Valoriser le potentiel de séquestration du carbone
Au cœur des échanges figure la mobilisation de ressources financières innovantes. Il ne s’agit pas de solliciter des dons, mais de valoriser le potentiel national de séquestration du carbone, en particulier les vastes superficies forestières dont dispose le Cameroun.
Grâce à l’appui du PNUD et à la collaboration étroite entre le ministère des Finances et le ministère en charge de l’Environnement, un document stratégique a été élaboré. Celui-ci vise à doter le pays d’un cadre institutionnel, réglementaire et technique robuste, capable de garantir la crédibilité du Cameroun sur le marché carbone international.
L’ambition est de permettre au pays de mobiliser des financements à travers la valorisation de ses efforts de réduction des émissions et de préservation de ses forêts, afin de soutenir des projets structurants pour son développement.
Structurer le marché national du carbone
Les participants examinent plusieurs aspects essentiels, notamment l’état du financement climatique sensible au genre, le cadre budgétaire de gestion des finances publiques, les mécanismes de vérification ainsi que les dispositifs de renforcement des capacités.
Les travaux doivent aboutir à l’élaboration d’une feuille de route claire pour la mise en place d’un marché national du carbone et d’une infrastructure de financement climatique cohérente. L’objectif est d’intégrer les retours d’expérience et les recommandations issues des analyses précédentes afin d’assurer une mise en œuvre efficace et transparente.

Biodiversité et gouvernance institutionnelle
Un second volet de l’atelier est consacré à l’Analyse des Politiques et Institutions en matière de biodiversité. Les discussions portent sur les politiques, les stratégies et les cadres réglementaires existants, ainsi que sur le paysage institutionnel national.
Les participants examinent également les mécanismes de financement et de subvention disponibles, avec pour ambition d’élaborer un plan de financement orienté vers la valorisation des services écosystémiques. Il s’agit de capitaliser les richesses naturelles du pays tout en garantissant leur conservation à long terme.

Une approche intersectorielle pour une appropriation nationale
L’atelier s’inscrit dans la dynamique de la Stratégie Nationale de Développement 2020-2030, qui vise à concilier croissance économique et durabilité environnementale.

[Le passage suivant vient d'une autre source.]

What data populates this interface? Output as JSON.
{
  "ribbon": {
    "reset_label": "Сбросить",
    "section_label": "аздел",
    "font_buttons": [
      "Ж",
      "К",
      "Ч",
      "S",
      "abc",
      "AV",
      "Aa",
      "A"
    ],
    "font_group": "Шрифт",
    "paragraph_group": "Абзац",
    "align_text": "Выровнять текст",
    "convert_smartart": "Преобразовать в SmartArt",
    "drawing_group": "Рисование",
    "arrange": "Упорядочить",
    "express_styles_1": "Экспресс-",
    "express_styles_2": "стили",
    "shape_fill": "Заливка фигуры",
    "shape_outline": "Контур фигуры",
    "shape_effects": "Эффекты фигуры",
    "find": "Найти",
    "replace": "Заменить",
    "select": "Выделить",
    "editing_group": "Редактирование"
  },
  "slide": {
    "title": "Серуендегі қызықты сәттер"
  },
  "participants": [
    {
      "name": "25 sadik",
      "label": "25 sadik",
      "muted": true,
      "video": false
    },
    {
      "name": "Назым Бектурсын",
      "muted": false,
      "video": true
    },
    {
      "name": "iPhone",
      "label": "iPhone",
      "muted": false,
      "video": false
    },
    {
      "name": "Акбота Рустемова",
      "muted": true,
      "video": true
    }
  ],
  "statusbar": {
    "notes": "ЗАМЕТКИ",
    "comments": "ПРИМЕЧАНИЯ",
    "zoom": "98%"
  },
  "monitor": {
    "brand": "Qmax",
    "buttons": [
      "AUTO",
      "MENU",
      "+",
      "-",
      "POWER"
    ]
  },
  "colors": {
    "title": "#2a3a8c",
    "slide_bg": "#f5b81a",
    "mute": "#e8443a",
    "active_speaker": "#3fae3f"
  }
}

La démarche adoptée met en avant une approche intersectorielle. Les ministères sectoriels sont appelés à collaborer avec les partenaires techniques et financiers, la société civile et le secteur privé. Cette synergie est essentielle pour garantir une appropriation nationale des solutions proposées et maximiser l’impact des politiques environnementales.

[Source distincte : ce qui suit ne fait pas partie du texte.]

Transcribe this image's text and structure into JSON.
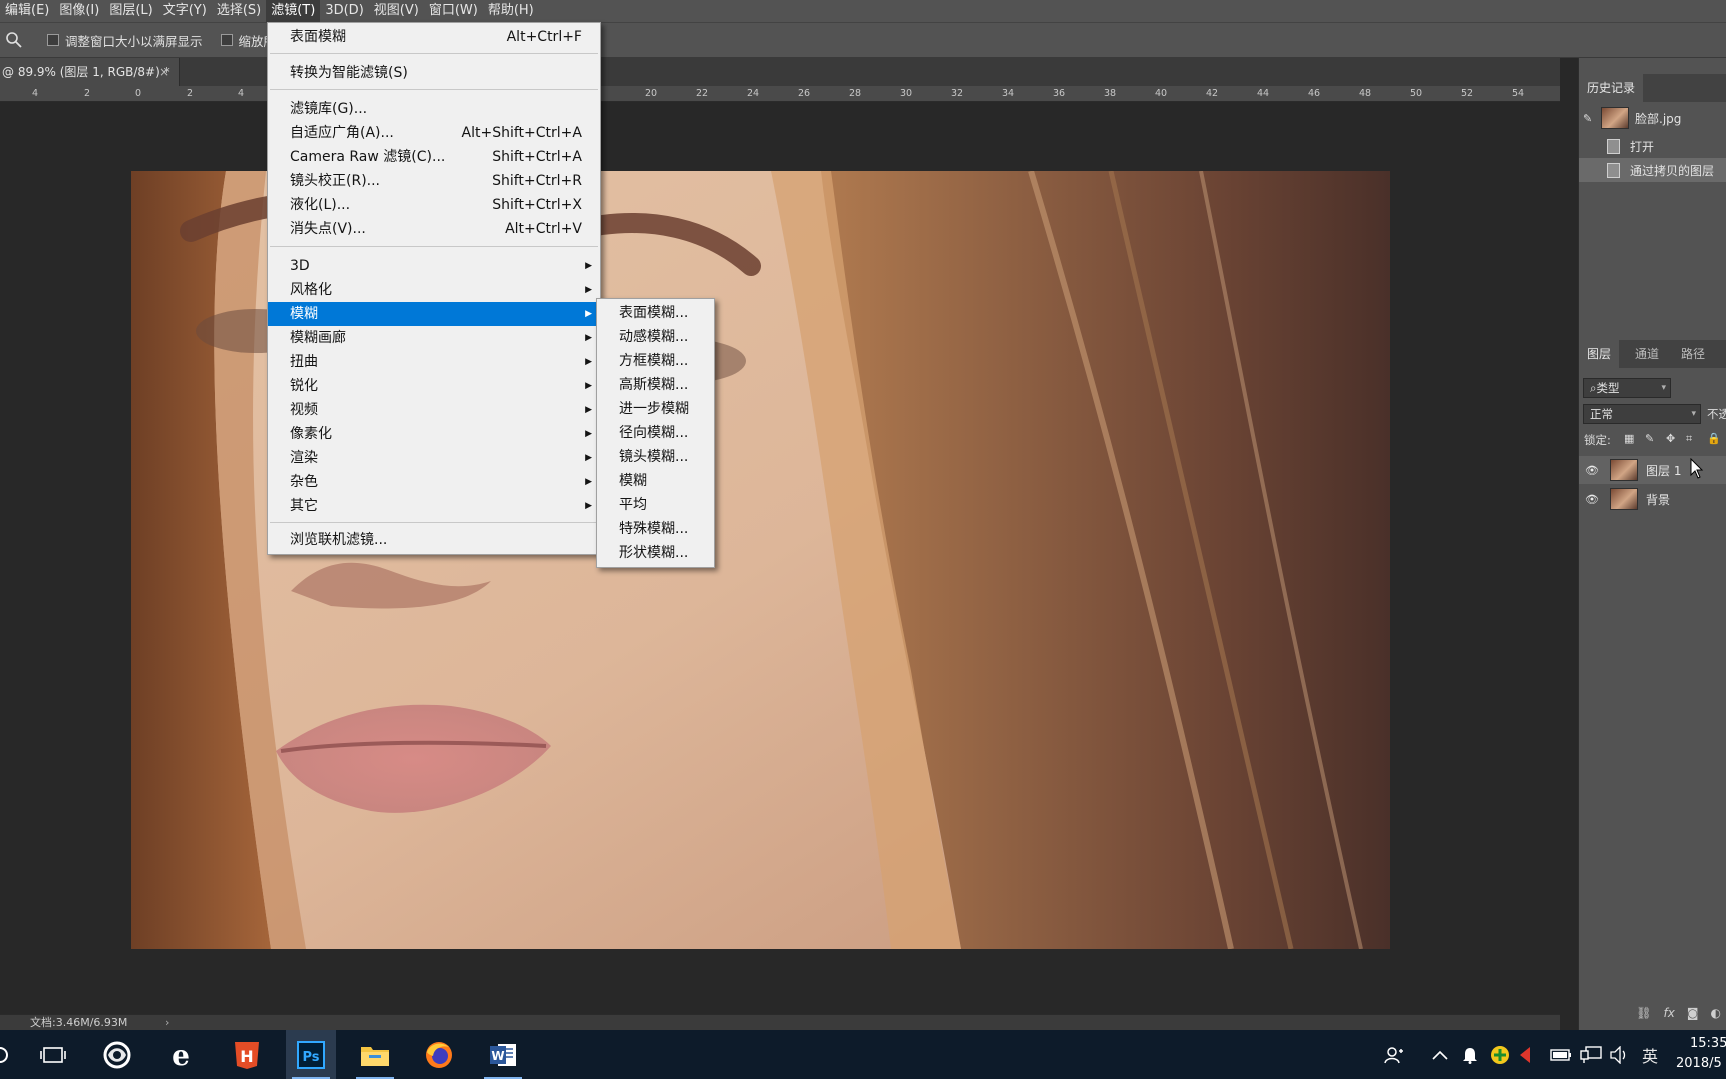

Les échanges ont également souligné l’importance de sensibiliser les communautés locales aux enjeux liés à la biodiversité et au changement climatique. La réussite des réformes dépendra autant de la solidité des cadres institutionnels que de l’adhésion et de la mobilisation citoyenne.
Des recommandations attendues pour orienter les politiques publiques
À l’issue des quatre jours de travaux, plusieurs livrables sont attendus. Ils serviront de base aux futures orientations politiques en matière de finance carbone et de biodiversité. Des mécanismes d’évaluation seront mis en place afin de mesurer l’impact des décisions prises.
Les recommandations finales, intégrant des considérations d’équité sociale et de genre, seront soumises aux décideurs politiques afin d’orienter les financements vers des projets à fort impact environnemental.
À travers cet atelier, le Cameroun affirme sa volonté de jouer un rôle moteur dans la finance durable en Afrique centrale. En conjuguant volonté politique, coopération intersectorielle et engagement des parties prenantes, le pays entend faire du marché carbone et de la finance biodiversité des leviers majeurs de son développement durable.